I asked them both the same question – Whom do you trust? A great team consists not only of the people you work with, but also of the people you trust. When stakes get high and crisis looms, trust emerges as the differentiating factor. Even in mundane, day-to-day events, opportunities to build trust and strengthen a team are just as available as in peak moments. There is no need to wait for any time other than now.
Establishing trust that leads to great teams can happen when, from the beginning, people recognize its inherent rewards. Grace, for example, inherited an organization that thrived on suspicion. She worked hard to establish a new trust-based paradigm by shaping organizational values that recognized its importance. She found ways to integrate these values into her organization. Despite the rumors, she formed a core group of trusted and influential staff who had the capacity to stem the tide because, as one staffer reported, “Our values acted like a backbone that both framed and supported the behaviors that we aspired to.”

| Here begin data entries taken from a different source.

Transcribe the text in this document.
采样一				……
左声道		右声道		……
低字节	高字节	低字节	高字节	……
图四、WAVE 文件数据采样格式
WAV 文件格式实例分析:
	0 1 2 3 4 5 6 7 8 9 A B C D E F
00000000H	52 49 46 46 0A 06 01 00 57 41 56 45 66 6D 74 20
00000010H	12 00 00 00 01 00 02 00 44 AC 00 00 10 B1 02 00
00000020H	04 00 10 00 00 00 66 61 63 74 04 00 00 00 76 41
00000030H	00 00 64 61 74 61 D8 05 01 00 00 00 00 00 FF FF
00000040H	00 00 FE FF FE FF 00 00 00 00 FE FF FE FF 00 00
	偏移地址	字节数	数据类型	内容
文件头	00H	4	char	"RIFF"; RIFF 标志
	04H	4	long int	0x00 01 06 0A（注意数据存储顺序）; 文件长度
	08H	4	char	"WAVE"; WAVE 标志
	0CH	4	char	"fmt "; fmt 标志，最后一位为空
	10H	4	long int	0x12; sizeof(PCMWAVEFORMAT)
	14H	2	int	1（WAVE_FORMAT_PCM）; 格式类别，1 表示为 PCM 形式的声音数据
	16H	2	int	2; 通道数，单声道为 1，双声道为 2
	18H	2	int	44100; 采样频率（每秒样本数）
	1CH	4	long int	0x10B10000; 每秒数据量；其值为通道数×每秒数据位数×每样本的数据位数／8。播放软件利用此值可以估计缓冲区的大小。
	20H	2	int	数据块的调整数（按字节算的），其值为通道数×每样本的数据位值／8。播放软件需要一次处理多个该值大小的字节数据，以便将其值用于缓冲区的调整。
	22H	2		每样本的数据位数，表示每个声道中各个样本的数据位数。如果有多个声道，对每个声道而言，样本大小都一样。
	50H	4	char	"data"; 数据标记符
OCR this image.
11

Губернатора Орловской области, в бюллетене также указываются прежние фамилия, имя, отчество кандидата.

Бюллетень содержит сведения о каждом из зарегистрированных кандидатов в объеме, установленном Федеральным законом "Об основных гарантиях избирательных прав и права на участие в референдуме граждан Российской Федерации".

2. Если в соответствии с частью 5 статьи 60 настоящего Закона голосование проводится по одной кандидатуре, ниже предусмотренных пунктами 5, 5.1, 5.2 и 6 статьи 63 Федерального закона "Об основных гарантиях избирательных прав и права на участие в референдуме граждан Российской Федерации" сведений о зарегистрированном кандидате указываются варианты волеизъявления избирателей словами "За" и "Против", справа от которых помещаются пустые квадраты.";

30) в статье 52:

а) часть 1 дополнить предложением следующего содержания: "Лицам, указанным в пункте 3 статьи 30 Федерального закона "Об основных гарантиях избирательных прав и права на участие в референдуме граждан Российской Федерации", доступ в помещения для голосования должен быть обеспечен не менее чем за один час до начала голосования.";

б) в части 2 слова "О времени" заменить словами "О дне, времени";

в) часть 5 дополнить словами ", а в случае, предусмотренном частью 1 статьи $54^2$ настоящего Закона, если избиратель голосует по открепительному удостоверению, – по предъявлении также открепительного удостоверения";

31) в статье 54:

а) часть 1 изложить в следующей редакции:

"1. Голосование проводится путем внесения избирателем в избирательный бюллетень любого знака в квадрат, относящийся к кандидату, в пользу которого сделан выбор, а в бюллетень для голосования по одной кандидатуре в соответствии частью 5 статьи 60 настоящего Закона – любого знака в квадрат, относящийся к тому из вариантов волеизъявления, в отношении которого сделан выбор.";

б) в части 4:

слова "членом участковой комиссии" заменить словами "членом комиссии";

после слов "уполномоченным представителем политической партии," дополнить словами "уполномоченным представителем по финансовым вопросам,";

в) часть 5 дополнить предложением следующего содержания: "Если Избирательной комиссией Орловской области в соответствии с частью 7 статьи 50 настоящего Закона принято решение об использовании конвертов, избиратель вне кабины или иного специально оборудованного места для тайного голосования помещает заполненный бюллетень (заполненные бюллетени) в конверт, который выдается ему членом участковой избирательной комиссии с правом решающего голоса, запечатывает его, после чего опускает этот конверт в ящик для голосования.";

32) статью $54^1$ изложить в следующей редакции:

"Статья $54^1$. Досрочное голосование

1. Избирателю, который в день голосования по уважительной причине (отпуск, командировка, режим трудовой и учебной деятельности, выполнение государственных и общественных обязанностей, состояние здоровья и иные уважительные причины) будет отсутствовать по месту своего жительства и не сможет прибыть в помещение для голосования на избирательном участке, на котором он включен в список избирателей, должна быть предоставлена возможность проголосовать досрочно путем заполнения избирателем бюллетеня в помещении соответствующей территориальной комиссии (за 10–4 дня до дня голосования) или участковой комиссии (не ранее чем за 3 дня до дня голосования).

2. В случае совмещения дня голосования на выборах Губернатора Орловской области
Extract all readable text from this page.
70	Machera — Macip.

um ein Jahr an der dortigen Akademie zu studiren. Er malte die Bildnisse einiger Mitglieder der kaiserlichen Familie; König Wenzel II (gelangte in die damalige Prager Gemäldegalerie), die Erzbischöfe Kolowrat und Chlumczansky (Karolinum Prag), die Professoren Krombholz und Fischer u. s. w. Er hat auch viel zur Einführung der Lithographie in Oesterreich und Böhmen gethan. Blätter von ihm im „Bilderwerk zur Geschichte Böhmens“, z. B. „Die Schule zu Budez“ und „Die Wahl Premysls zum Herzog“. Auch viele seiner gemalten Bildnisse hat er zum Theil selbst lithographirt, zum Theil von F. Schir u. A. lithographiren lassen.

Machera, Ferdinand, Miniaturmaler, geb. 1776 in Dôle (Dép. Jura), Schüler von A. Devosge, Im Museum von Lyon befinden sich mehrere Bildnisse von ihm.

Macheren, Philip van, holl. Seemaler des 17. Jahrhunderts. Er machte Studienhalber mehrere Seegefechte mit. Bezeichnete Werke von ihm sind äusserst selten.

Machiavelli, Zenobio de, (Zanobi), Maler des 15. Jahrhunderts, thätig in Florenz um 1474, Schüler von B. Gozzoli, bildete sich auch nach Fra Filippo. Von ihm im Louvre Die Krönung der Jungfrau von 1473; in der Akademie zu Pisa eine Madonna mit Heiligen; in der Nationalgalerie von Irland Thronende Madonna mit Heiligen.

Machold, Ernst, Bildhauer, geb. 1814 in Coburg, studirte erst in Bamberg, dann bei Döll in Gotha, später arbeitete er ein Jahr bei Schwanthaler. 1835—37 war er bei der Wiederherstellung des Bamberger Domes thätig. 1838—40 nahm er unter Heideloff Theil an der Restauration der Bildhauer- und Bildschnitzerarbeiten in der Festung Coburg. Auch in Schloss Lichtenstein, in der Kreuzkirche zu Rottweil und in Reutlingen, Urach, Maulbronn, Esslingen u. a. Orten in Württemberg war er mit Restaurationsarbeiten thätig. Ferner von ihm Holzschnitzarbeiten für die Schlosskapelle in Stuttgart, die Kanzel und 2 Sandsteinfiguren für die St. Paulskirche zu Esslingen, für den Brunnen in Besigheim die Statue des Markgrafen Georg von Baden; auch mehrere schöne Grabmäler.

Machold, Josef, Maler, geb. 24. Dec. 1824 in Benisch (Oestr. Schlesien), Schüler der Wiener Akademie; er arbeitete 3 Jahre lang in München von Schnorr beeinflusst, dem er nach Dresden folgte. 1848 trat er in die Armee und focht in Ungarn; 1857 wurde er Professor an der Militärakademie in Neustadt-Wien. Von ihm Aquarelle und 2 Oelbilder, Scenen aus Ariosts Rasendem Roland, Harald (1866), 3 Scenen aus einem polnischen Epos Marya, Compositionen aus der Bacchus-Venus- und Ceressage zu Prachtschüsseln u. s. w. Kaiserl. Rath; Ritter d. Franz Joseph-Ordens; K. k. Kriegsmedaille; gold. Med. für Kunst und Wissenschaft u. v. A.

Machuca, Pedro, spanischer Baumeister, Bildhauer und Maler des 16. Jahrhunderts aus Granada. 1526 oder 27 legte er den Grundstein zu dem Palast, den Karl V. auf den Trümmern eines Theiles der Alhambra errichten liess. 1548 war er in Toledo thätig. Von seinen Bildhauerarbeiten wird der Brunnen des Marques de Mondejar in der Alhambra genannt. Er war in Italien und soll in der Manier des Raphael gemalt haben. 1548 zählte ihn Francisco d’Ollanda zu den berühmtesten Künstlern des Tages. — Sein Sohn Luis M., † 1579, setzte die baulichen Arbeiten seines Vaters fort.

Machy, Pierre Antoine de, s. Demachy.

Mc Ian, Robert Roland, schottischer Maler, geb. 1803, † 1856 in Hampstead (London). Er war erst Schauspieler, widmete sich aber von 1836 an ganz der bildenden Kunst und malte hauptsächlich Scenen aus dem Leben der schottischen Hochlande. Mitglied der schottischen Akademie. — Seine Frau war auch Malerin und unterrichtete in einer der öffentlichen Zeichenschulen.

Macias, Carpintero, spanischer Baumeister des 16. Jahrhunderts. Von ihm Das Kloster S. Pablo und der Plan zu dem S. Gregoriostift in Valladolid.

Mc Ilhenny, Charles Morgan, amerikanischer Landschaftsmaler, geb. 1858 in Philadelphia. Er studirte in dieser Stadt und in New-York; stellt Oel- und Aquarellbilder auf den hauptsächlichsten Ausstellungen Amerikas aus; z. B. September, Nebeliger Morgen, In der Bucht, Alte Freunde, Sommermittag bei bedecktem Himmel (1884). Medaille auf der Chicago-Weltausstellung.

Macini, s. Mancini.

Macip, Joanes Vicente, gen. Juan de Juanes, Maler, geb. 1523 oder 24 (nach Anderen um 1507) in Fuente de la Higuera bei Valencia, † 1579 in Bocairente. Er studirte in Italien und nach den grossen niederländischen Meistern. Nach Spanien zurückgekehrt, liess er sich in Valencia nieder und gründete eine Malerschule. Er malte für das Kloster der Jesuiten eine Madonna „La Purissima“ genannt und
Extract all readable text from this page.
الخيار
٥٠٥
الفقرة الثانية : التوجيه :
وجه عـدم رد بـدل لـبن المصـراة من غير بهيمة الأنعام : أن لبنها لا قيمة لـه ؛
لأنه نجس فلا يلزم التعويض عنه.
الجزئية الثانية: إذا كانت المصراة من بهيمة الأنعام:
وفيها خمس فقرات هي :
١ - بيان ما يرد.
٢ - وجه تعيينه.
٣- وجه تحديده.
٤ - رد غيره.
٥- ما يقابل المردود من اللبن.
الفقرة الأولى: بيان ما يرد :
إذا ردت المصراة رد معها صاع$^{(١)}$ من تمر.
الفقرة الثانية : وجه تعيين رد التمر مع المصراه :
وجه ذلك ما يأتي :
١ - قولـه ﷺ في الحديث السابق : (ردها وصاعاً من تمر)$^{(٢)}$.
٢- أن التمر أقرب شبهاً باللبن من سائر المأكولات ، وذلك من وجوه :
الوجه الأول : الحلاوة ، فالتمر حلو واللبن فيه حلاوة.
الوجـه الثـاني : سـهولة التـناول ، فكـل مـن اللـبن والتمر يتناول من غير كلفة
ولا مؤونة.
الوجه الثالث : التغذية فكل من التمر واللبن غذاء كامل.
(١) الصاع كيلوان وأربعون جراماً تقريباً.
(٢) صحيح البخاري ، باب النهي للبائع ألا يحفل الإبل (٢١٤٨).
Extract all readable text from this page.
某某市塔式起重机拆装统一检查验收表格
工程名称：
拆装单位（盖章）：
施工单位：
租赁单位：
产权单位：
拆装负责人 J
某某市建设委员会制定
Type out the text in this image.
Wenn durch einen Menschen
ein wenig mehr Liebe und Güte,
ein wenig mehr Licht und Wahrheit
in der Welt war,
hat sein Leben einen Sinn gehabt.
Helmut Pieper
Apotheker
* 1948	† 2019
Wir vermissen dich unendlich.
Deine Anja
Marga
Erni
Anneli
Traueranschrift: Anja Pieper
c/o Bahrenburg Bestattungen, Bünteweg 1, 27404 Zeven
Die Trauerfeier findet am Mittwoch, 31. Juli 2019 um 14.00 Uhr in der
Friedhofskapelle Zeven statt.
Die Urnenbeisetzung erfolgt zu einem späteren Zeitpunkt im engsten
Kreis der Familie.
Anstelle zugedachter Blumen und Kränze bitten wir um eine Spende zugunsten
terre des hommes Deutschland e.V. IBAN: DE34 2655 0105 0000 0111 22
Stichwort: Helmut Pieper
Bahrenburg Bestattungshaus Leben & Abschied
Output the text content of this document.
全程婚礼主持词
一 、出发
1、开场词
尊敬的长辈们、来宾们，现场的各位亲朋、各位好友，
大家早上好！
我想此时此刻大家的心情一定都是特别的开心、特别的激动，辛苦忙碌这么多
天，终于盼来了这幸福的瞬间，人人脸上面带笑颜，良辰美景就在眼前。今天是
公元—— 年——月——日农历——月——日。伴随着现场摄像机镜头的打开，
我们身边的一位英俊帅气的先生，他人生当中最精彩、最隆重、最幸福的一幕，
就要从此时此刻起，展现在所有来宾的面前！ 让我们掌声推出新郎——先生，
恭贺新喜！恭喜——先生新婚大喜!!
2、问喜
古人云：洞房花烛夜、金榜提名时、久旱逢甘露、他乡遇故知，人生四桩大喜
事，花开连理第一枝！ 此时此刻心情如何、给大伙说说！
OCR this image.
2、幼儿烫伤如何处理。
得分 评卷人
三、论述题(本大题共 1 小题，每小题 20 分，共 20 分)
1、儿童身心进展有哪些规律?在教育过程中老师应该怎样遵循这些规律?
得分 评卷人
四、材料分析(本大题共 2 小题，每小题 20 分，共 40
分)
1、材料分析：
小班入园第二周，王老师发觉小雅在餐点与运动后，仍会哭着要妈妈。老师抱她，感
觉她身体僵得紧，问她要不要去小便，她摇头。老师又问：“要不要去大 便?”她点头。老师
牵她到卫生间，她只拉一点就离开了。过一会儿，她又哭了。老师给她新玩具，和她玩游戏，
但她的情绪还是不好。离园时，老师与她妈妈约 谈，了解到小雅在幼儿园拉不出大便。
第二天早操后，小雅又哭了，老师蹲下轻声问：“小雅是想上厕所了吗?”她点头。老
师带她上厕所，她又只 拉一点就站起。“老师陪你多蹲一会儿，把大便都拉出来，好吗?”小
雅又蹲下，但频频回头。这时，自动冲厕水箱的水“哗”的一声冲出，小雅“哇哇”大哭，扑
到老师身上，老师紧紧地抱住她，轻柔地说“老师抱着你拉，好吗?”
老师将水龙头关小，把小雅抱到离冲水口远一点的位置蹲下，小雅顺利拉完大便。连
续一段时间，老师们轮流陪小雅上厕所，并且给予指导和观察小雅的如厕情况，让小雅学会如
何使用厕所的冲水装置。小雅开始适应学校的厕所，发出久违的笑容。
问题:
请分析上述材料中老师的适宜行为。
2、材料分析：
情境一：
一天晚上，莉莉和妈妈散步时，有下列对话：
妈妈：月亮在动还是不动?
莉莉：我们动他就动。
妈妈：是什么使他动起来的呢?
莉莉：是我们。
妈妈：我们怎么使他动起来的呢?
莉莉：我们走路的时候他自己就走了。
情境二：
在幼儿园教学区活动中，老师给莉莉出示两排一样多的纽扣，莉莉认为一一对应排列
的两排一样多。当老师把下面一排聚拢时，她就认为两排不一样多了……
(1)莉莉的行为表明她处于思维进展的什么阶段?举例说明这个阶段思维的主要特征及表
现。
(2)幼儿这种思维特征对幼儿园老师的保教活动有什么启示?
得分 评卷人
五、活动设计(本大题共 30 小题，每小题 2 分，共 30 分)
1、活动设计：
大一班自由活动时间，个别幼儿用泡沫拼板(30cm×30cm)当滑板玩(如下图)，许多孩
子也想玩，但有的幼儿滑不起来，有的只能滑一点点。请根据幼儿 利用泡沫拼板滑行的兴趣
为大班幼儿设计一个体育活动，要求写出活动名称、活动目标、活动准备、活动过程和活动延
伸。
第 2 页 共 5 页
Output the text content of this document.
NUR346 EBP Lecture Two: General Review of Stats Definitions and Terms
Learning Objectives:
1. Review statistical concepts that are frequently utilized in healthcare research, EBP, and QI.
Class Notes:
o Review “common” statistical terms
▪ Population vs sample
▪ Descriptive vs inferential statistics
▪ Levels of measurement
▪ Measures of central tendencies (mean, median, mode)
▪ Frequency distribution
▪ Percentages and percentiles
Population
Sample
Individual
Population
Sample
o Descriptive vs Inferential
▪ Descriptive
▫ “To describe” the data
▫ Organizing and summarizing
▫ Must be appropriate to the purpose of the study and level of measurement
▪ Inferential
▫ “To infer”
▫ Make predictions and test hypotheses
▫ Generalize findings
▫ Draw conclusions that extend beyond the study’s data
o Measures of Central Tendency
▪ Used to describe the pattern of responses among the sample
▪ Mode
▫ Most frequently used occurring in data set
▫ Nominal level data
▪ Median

Earning trust comes in many different ways. When Tom asked his team what it takes for them to build trust, their answers ranged from “I always start from trust, because it takes too much effort not to,” to “I came from an environment where every action was judged.” Trust takes time and may, for some, involve passing tests. By recognizing that trust arises in different ways can allow individuals to accept their own way through. Indeed, through trusting themselves, they can show up better equipped to manage individual and collective interactions.
Building trust by speaking the truth proved to be a good solution for Grace. At one point, she was tempted to start a couple of rumors of her own… “just to give them a taste of her own medicine.” I worked with Grace to take another approach by sharing some advice from Pema Chodron, a Buddhist nun and author, who wrote: Fear is a natural reaction to moving closer to the truth. In that light, I encouraged Grace to ask the suspected rumor spreader, “What are you afraid of?” When she did, the power of her truth shined forth, and while the rumors continued, they lost their grip.
The truth behind an effective team is in building and sustaining trust itself. It can be learned, earned and returned in a few moments, or it may take years of hard work and diligence. But once it is attained, each of us can discover that a team built on trust can accomplish remarkable things.